The security provisions of Amazon Web Services (AWS) are described in security and compliance whitepapers published by AWS; they can be found by visiting https://aws.amazon.com/whitepapers/#security.
Contact us at [email protected] for more information on our security practices or user access management policies.
You acknowledge that no security system is impenetrable. By sharing personal information with us, the Personal Information may be at risk should an external party breach our systems. We will comply with our legal obligations to notify you where we are required to do so.
Changes To Our Privacy Statement
We keep our Privacy Statement and privacy practices under regular review and will change this Privacy Statement from time to time.
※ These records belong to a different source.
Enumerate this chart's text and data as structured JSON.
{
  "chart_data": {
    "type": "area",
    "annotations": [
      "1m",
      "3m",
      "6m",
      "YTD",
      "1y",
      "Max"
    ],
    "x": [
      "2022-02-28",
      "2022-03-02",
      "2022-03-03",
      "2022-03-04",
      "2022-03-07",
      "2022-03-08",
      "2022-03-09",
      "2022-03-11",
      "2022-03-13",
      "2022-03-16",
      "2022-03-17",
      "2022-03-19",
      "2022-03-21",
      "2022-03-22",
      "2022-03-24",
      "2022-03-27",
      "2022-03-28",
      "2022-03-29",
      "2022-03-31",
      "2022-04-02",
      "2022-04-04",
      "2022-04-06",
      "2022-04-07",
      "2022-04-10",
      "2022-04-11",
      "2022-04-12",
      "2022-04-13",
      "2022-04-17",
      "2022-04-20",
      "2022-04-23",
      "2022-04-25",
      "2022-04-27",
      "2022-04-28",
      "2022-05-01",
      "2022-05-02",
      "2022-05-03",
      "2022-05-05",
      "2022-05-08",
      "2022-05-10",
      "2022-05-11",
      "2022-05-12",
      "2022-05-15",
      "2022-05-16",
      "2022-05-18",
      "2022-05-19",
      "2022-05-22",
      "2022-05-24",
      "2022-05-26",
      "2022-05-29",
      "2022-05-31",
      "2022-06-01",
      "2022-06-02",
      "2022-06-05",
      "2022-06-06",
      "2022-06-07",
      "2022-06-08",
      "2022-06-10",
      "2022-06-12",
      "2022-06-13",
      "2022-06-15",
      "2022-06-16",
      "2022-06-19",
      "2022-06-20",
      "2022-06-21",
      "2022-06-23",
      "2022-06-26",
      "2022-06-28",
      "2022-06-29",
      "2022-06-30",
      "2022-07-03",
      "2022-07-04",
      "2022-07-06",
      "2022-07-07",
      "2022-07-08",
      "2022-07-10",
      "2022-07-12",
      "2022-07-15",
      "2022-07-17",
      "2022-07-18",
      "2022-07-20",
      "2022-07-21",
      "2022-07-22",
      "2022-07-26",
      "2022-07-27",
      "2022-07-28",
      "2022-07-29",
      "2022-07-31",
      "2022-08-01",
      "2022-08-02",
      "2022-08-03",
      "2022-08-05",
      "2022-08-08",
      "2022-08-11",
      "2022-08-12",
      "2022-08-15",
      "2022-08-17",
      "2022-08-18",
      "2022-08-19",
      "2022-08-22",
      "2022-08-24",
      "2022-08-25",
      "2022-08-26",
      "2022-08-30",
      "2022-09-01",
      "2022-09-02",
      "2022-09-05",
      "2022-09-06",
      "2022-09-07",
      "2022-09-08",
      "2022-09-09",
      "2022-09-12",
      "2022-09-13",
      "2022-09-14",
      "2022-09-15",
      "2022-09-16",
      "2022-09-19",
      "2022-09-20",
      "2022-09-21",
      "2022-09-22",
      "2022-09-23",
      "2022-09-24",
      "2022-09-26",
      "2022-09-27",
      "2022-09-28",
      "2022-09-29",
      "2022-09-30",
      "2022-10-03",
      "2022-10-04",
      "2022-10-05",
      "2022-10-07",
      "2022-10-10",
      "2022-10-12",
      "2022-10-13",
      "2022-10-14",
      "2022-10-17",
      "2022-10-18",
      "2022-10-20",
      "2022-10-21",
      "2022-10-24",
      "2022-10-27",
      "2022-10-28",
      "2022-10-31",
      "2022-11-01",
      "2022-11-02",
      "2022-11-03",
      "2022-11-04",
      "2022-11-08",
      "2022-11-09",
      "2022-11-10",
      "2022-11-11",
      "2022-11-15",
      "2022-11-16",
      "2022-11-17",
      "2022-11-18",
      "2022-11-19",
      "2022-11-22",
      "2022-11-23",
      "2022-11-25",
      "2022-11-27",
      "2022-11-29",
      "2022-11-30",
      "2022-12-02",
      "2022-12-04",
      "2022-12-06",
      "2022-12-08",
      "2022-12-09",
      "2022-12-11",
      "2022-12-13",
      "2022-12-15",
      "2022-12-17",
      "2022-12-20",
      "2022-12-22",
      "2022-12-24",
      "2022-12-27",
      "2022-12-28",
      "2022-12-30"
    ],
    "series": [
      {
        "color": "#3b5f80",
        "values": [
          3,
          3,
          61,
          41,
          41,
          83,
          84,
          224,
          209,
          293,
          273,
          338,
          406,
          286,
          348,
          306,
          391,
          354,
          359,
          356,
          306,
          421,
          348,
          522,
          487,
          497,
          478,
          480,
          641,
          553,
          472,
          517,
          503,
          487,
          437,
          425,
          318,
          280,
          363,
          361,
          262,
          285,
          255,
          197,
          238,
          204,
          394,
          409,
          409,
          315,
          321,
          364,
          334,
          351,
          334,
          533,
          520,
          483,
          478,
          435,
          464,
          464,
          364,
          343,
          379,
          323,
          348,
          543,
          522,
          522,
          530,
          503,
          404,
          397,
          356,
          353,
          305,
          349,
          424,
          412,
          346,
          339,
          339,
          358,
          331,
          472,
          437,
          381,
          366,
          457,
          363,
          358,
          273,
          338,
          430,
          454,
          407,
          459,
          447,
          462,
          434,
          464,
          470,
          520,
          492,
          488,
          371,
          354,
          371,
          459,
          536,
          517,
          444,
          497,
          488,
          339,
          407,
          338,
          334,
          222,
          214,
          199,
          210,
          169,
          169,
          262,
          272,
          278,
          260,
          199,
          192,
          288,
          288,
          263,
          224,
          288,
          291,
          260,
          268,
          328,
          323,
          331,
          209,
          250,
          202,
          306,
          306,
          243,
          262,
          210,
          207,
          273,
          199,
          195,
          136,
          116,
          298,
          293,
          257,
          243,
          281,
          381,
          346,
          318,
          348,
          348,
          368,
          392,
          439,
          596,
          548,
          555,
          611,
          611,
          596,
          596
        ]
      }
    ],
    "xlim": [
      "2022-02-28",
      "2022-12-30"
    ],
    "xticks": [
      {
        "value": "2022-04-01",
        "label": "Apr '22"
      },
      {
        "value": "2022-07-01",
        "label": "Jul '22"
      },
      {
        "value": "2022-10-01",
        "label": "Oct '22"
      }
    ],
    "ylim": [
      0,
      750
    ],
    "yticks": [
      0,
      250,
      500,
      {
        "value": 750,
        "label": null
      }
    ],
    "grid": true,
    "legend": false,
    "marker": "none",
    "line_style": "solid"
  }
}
If we make any significant changes, we will notify you of the changes by posting them on our website or sending you an email, and we will change the last updated date at the bottom of this Privacy Statement.
If you have questions or concerns regarding data protection and privacy at DistillerSR, we encourage you to contact our Privacy Officer, Legal Contracts Manager, or General Counsel at:
505 March Road, Suite 450, Ottawa, Ontario, Canada K2K 3A4
T: 1.844.622.8727 (toll free)
E: [email protected]
We have engaged a representative in the European Union, European Economic Area, and UK. Please review contact information and instructions for contacting them directly here: https://www.distillersr.com/distillersr/data-protection-representative
Should you wish to report a complaint, or if you feel that DistillerSR has not addressed your concerns in a satisfactory manner, you can contact the appropriate governmental authority in your jurisdiction. This would be a data protection authority, information commissioner’s office, or other supervisory authority.